195:7.20 (2080.5) Science lives by the mathematics of the mind; music expresses the tempo of the emotions. Religion is the spiritual rhythm of the soul in time-space harmony with the higher and eternal melody measurements of Infinity. Religious experience is something in human life which is truly supermathematical.
195:7.21 (2080.6) In language, an alphabet represents the mechanism of materialism, while the words expressive of the meaning of a thousand thoughts, grand ideas, and noble ideals—of love and hate, of cowardice and courage—represent the performances of mind within the scope defined by both material and spiritual law, directed by the assertion of the will of personality, and limited by the inherent situational endowment.
195:7.22 (2080.7) The universe is not like the laws, mechanisms, and the uniformities which the scientist discovers, and which he comes to regard as science, but rather like the curious, thinking, choosing, creative, combining, and discriminating scientist who thus observes universe phenomena and classifies the mathematical facts inherent in the mechanistic phases of the material side of creation. Neither is the universe like the art of the artist, but rather like the striving, dreaming, aspiring, and advancing artist who seeks to transcend the world of material things in an effort to achieve a spiritual goal.

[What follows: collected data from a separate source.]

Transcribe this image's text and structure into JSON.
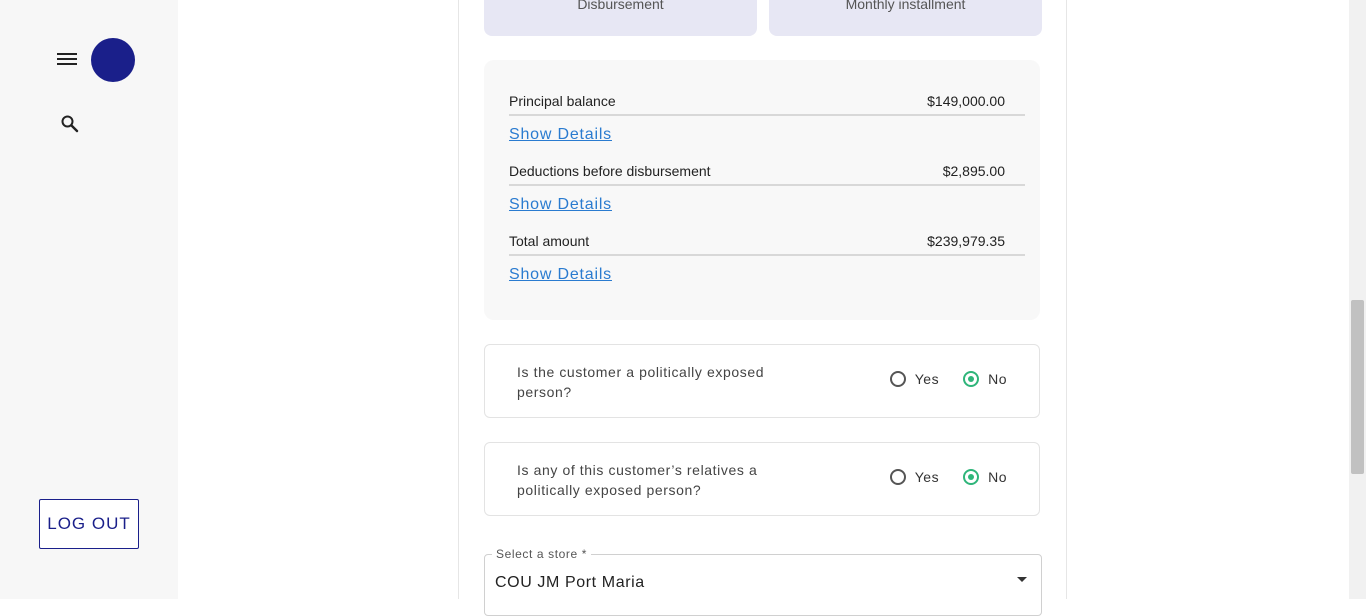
{
  "sidebar": {
    "menu_icon": "hamburger-menu-icon",
    "search_icon": "search-icon",
    "logout_label": "LOG OUT",
    "avatar_color": "#1a1f8a"
  },
  "top_cards": {
    "left_label": "Disbursement",
    "right_label": "Monthly installment"
  },
  "summary": {
    "rows": [
      {
        "label": "Principal balance",
        "value": "$149,000.00"
      },
      {
        "label": "Deductions before disbursement",
        "value": "$2,895.00"
      },
      {
        "label": "Total amount",
        "value": "$239,979.35"
      }
    ],
    "show_details_label": "Show Details"
  },
  "pep": {
    "questions": [
      {
        "text": "Is the customer a politically exposed person?",
        "selected": "No"
      },
      {
        "text": "Is any of this customer’s relatives a politically exposed person?",
        "selected": "No"
      }
    ],
    "yes_label": "Yes",
    "no_label": "No",
    "accent": "#2fb57a"
  },
  "store": {
    "label": "Select a store *",
    "value": "COU JM Port Maria"
  }
}
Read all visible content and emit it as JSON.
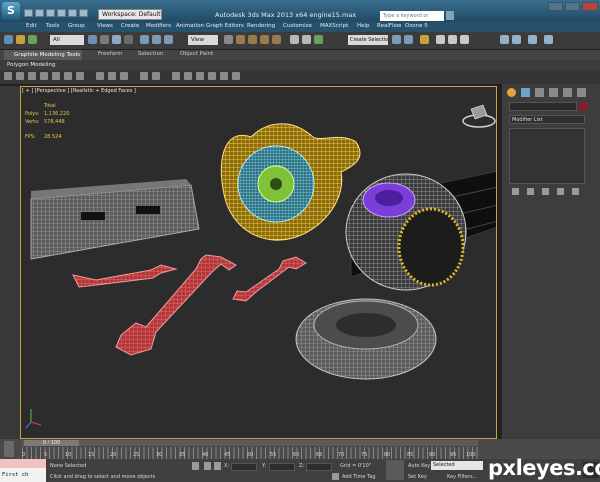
{
  "titlebar": {
    "logo": "S",
    "workspace": "Workspace: Default",
    "window_title": "Autodesk 3ds Max 2013 x64   engine15.max",
    "search_placeholder": "Type a keyword or phrase"
  },
  "menu": [
    "Edit",
    "Tools",
    "Group",
    "Views",
    "Create",
    "Modifiers",
    "Animation",
    "Graph Editors",
    "Rendering",
    "Customize",
    "MAXScript",
    "Help",
    "RealFlow",
    "Ozone 5"
  ],
  "toolbar": {
    "filter": "All",
    "view": "View",
    "selection_set": "Create Selection Se"
  },
  "ribbon": {
    "tabs": [
      "Graphite Modeling Tools",
      "Freeform",
      "Selection",
      "Object Paint"
    ],
    "group": "Polygon Modeling"
  },
  "viewport": {
    "label": "[ + ] [Perspective ] [Realistic + Edged Faces ]",
    "stats": {
      "total_label": "Total",
      "polys_label": "Polys:",
      "polys": "1,136,220",
      "verts_label": "Verts:",
      "verts": "578,448",
      "fps_label": "FPS:",
      "fps": "28.524"
    }
  },
  "command_panel": {
    "modifier_list": "Modifier List"
  },
  "timeline": {
    "frame": "0 / 100",
    "ticks": [
      "0",
      "5",
      "10",
      "15",
      "20",
      "25",
      "30",
      "35",
      "40",
      "45",
      "50",
      "55",
      "60",
      "65",
      "70",
      "75",
      "80",
      "85",
      "90",
      "95",
      "100"
    ]
  },
  "status": {
    "listener": "First ch",
    "selection": "None Selected",
    "prompt": "Click and drag to select and move objects",
    "x_label": "X:",
    "y_label": "Y:",
    "z_label": "Z:",
    "grid": "Grid = 0'10\"",
    "add_time_tag": "Add Time Tag",
    "auto_key": "Auto Key",
    "set_key": "Set Key",
    "key_mode": "Selected",
    "key_filters": "Key Filters..."
  },
  "watermark": "pxleyes.com",
  "colors": {
    "title": "#1f4a66",
    "viewport_border": "#c8a23a",
    "turbo": "#e2b52a",
    "brake": "#5aa8c0",
    "wrench": "#d6484a",
    "alternator": "#7a3fd8"
  }
}
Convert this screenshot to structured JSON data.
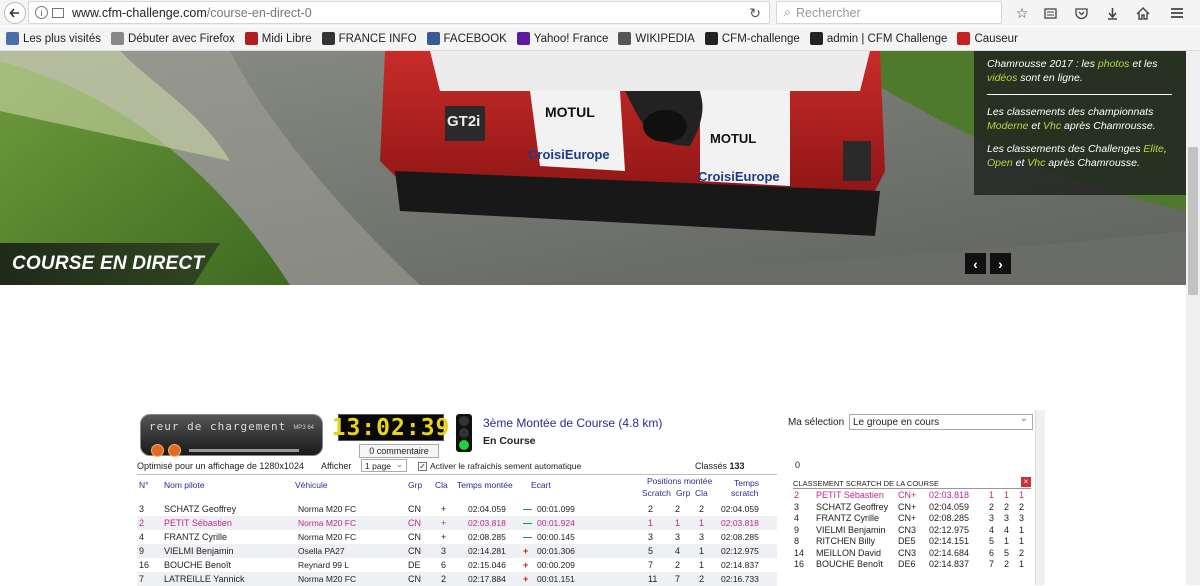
{
  "browser": {
    "url_host": "www.cfm-challenge.com",
    "url_path": "/course-en-direct-0",
    "search_placeholder": "Rechercher"
  },
  "bookmarks": [
    {
      "label": "Les plus visités",
      "icon": "star-folder-icon",
      "color": "#4a6ea9"
    },
    {
      "label": "Débuter avec Firefox",
      "icon": "firefox-icon",
      "color": "#888888"
    },
    {
      "label": "Midi Libre",
      "icon": "midi-libre-icon",
      "color": "#b01e1e"
    },
    {
      "label": "FRANCE INFO",
      "icon": "franceinfo-icon",
      "color": "#333333"
    },
    {
      "label": "FACEBOOK",
      "icon": "facebook-icon",
      "color": "#3b5998"
    },
    {
      "label": "Yahoo! France",
      "icon": "yahoo-icon",
      "color": "#5c1aa3"
    },
    {
      "label": "WIKIPEDIA",
      "icon": "wikipedia-icon",
      "color": "#555555"
    },
    {
      "label": "CFM-challenge",
      "icon": "cfm-icon",
      "color": "#222222"
    },
    {
      "label": "admin | CFM Challenge",
      "icon": "cfm-admin-icon",
      "color": "#222222"
    },
    {
      "label": "Causeur",
      "icon": "causeur-icon",
      "color": "#c62020"
    }
  ],
  "hero": {
    "title": "COURSE EN DIRECT",
    "news": {
      "p1_a": "Chamrousse 2017 : les ",
      "p1_link1": "photos",
      "p1_b": " et les ",
      "p1_link2": "vidéos",
      "p1_c": " sont en ligne.",
      "p2_a": "Les classements des championnats ",
      "p2_link1": "Moderne",
      "p2_b": " et ",
      "p2_link2": "Vhc",
      "p2_c": " après Chamrousse.",
      "p3_a": "Les classements des Challenges ",
      "p3_link1": "Elite",
      "p3_b": ", ",
      "p3_link2": "Open",
      "p3_c": " et ",
      "p3_link3": "Vhc",
      "p3_d": " après Chamrousse."
    }
  },
  "widget": {
    "player_text": "reur de chargement",
    "player_badge": "MP3 64",
    "clock": "13:02:39",
    "comment_button": "0 commentaire",
    "run_title": "3ème Montée de Course (4.8 km)",
    "run_status": "En Course",
    "optimised": "Optimisé pour un affichage de 1280x1024",
    "show_label": "Afficher",
    "page_select": "1 page",
    "auto_refresh": "Activer le rafraichis sement automatique",
    "classes_label": "Classés",
    "classes_count": "133",
    "my_selection_label": "Ma sélection",
    "my_selection_value": "Le groupe en cours",
    "side_counter": "0",
    "side_title": "CLASSEMENT SCRATCH DE LA COURSE",
    "headers": {
      "num": "N°",
      "pilot": "Nom pilote",
      "vehicle": "Véhicule",
      "grp": "Grp",
      "cla": "Cla",
      "time": "Temps montée",
      "gap": "Ecart",
      "positions": "Positions montée",
      "scratch": "Scratch",
      "pgrp": "Grp",
      "pcla": "Cla",
      "stime1": "Temps",
      "stime2": "scratch"
    },
    "rows": [
      {
        "num": "3",
        "pilot": "SCHATZ Geoffrey",
        "vehicle": "Norma M20 FC",
        "grp": "CN",
        "cla": "+",
        "time": "02:04.059",
        "sign": "—",
        "gap": "00:01.099",
        "scratch": "2",
        "pgrp": "2",
        "pcla": "2",
        "stime": "02:04.059",
        "me": false
      },
      {
        "num": "2",
        "pilot": "PETIT Sébastien",
        "vehicle": "Norma M20 FC",
        "grp": "CN",
        "cla": "+",
        "time": "02:03.818",
        "sign": "—",
        "gap": "00:01.924",
        "scratch": "1",
        "pgrp": "1",
        "pcla": "1",
        "stime": "02:03.818",
        "me": true
      },
      {
        "num": "4",
        "pilot": "FRANTZ Cyrille",
        "vehicle": "Norma M20 FC",
        "grp": "CN",
        "cla": "+",
        "time": "02:08.285",
        "sign": "—",
        "gap": "00:00.145",
        "scratch": "3",
        "pgrp": "3",
        "pcla": "3",
        "stime": "02:08.285",
        "me": false
      },
      {
        "num": "9",
        "pilot": "VIELMI Benjamin",
        "vehicle": "Osella PA27",
        "grp": "CN",
        "cla": "3",
        "time": "02:14.281",
        "sign": "+",
        "gap": "00:01.306",
        "scratch": "5",
        "pgrp": "4",
        "pcla": "1",
        "stime": "02:12.975",
        "me": false
      },
      {
        "num": "16",
        "pilot": "BOUCHE Benoît",
        "vehicle": "Reynard 99 L",
        "grp": "DE",
        "cla": "6",
        "time": "02:15.046",
        "sign": "+",
        "gap": "00:00.209",
        "scratch": "7",
        "pgrp": "2",
        "pcla": "1",
        "stime": "02:14.837",
        "me": false
      },
      {
        "num": "7",
        "pilot": "LATREILLE Yannick",
        "vehicle": "Norma M20 FC",
        "grp": "CN",
        "cla": "2",
        "time": "02:17.884",
        "sign": "+",
        "gap": "00:01.151",
        "scratch": "11",
        "pgrp": "7",
        "pcla": "2",
        "stime": "02:16.733",
        "me": false
      }
    ],
    "side_rows": [
      {
        "num": "2",
        "pilot": "PETIT Sébastien",
        "cla": "CN+",
        "time": "02:03.818",
        "a": "1",
        "b": "1",
        "c": "1",
        "me": true
      },
      {
        "num": "3",
        "pilot": "SCHATZ Geoffrey",
        "cla": "CN+",
        "time": "02:04.059",
        "a": "2",
        "b": "2",
        "c": "2",
        "me": false
      },
      {
        "num": "4",
        "pilot": "FRANTZ Cyrille",
        "cla": "CN+",
        "time": "02:08.285",
        "a": "3",
        "b": "3",
        "c": "3",
        "me": false
      },
      {
        "num": "9",
        "pilot": "VIELMI Benjamin",
        "cla": "CN3",
        "time": "02:12.975",
        "a": "4",
        "b": "4",
        "c": "1",
        "me": false
      },
      {
        "num": "8",
        "pilot": "RITCHEN Billy",
        "cla": "DE5",
        "time": "02:14.151",
        "a": "5",
        "b": "1",
        "c": "1",
        "me": false
      },
      {
        "num": "14",
        "pilot": "MEILLON David",
        "cla": "CN3",
        "time": "02:14.684",
        "a": "6",
        "b": "5",
        "c": "2",
        "me": false
      },
      {
        "num": "16",
        "pilot": "BOUCHE Benoît",
        "cla": "DE6",
        "time": "02:14.837",
        "a": "7",
        "b": "2",
        "c": "1",
        "me": false
      }
    ]
  }
}
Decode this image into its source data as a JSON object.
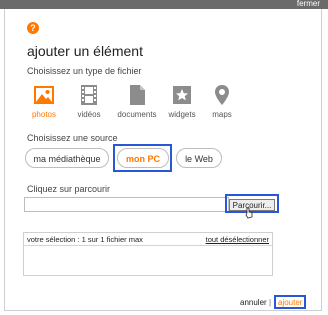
{
  "window": {
    "close_label": "fermer"
  },
  "dialog": {
    "help_glyph": "?",
    "title": "ajouter un élément",
    "file_type_prompt": "Choisissez un type de fichier",
    "file_types": [
      {
        "label": "photos",
        "icon": "photo-icon",
        "active": true
      },
      {
        "label": "vidéos",
        "icon": "film-icon",
        "active": false
      },
      {
        "label": "documents",
        "icon": "document-icon",
        "active": false
      },
      {
        "label": "widgets",
        "icon": "widget-icon",
        "active": false
      },
      {
        "label": "maps",
        "icon": "map-pin-icon",
        "active": false
      }
    ],
    "source_prompt": "Choisissez une source",
    "sources": [
      {
        "label": "ma médiathèque",
        "active": false
      },
      {
        "label": "mon PC",
        "active": true
      },
      {
        "label": "le Web",
        "active": false
      }
    ],
    "browse_prompt": "Cliquez sur parcourir",
    "path_value": "",
    "browse_label": "Parcourir...",
    "selection_text": "votre sélection : 1 sur 1 fichier max",
    "deselect_all_label": "tout désélectionner",
    "cancel_label": "annuler",
    "separator": "|",
    "add_label": "ajouter"
  },
  "colors": {
    "accent": "#ff7900",
    "highlight": "#2a57d8",
    "icon_gray": "#8c8c8c"
  }
}
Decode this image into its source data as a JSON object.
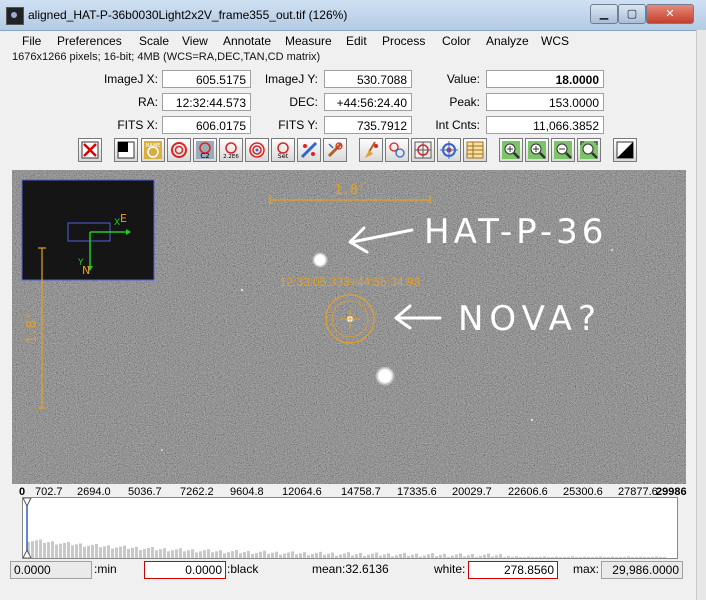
{
  "window": {
    "title": "aligned_HAT-P-36b0030Light2x2V_frame355_out.tif (126%)",
    "buttons": {
      "minimize": "▁",
      "maximize": "▢",
      "close": "✕"
    }
  },
  "menu": [
    "File",
    "Preferences",
    "Scale",
    "View",
    "Annotate",
    "Measure",
    "Edit",
    "Process",
    "Color",
    "Analyze",
    "WCS"
  ],
  "info_line": "1676x1266 pixels; 16-bit; 4MB (WCS=RA,DEC,TAN,CD matrix)",
  "readouts": {
    "imagej_x": {
      "label": "ImageJ X:",
      "value": "605.5175"
    },
    "imagej_y": {
      "label": "ImageJ Y:",
      "value": "530.7088"
    },
    "value": {
      "label": "Value:",
      "value": "18.0000"
    },
    "ra": {
      "label": "RA:",
      "value": "12:32:44.573"
    },
    "dec": {
      "label": "DEC:",
      "value": "+44:56:24.40"
    },
    "peak": {
      "label": "Peak:",
      "value": "153.0000"
    },
    "fits_x": {
      "label": "FITS X:",
      "value": "606.0175"
    },
    "fits_y": {
      "label": "FITS Y:",
      "value": "735.7912"
    },
    "int_cnts": {
      "label": "Int Cnts:",
      "value": "11,066.3852"
    }
  },
  "toolbar": {
    "icons": [
      "clear-overlay-icon",
      "invert-icon",
      "name-icon",
      "aperture-icon",
      "c2-icon",
      "2-2e6-icon",
      "annulus-icon",
      "set-aperture-icon",
      "astrometry-icon",
      "wand-icon",
      "broom-icon",
      "multi-aperture-icon",
      "radial-profile-icon",
      "target-icon",
      "table-icon",
      "zoom-in-fit-icon",
      "zoom-in-icon",
      "zoom-out-icon",
      "zoom-fit-icon",
      "contrast-icon"
    ],
    "labels": {
      "name": "NAME",
      "c2": "C2",
      "c2e6": "2.2E6",
      "set": "Set"
    }
  },
  "image": {
    "scale_bar_h": "1.8'",
    "scale_bar_v": "1.8'",
    "compass_e": "E",
    "compass_n": "N",
    "compass_x": "X",
    "compass_y": "Y",
    "coord_label": "12:33:05.333+44:55:34.93",
    "annotation_1": "HAT-P-36",
    "annotation_2": "NOVA?"
  },
  "histogram": {
    "tick_labels": [
      "0",
      "702.7",
      "2694.0",
      "5036.7",
      "7262.2",
      "9604.8",
      "12064.6",
      "14758.7",
      "17335.6",
      "20029.7",
      "22606.6",
      "25300.6",
      "27877.6",
      "29986"
    ]
  },
  "bottom": {
    "min_value": "0.0000",
    "min_label": ":min",
    "black_value": "0.0000",
    "black_label": ":black",
    "mean": "mean:32.6136",
    "white_label": "white:",
    "white_value": "278.8560",
    "max_label": "max:",
    "max_value": "29,986.0000"
  },
  "colors": {
    "annotation_orange": "#e8a020",
    "compass_green": "#22cc22",
    "overlay_blue": "#5060e0",
    "field_red_border": "#d00000"
  }
}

195:7.23 (2080.8) The scientist, not science, perceives the reality of an evolving and advancing universe of energy and matter. The artist, not art, demonstrates the existence of the transient morontia world intervening between material existence and spiritual liberty. The religionist, not religion, proves the existence of the spirit realities and divine values which are to be encountered in the progress of eternity.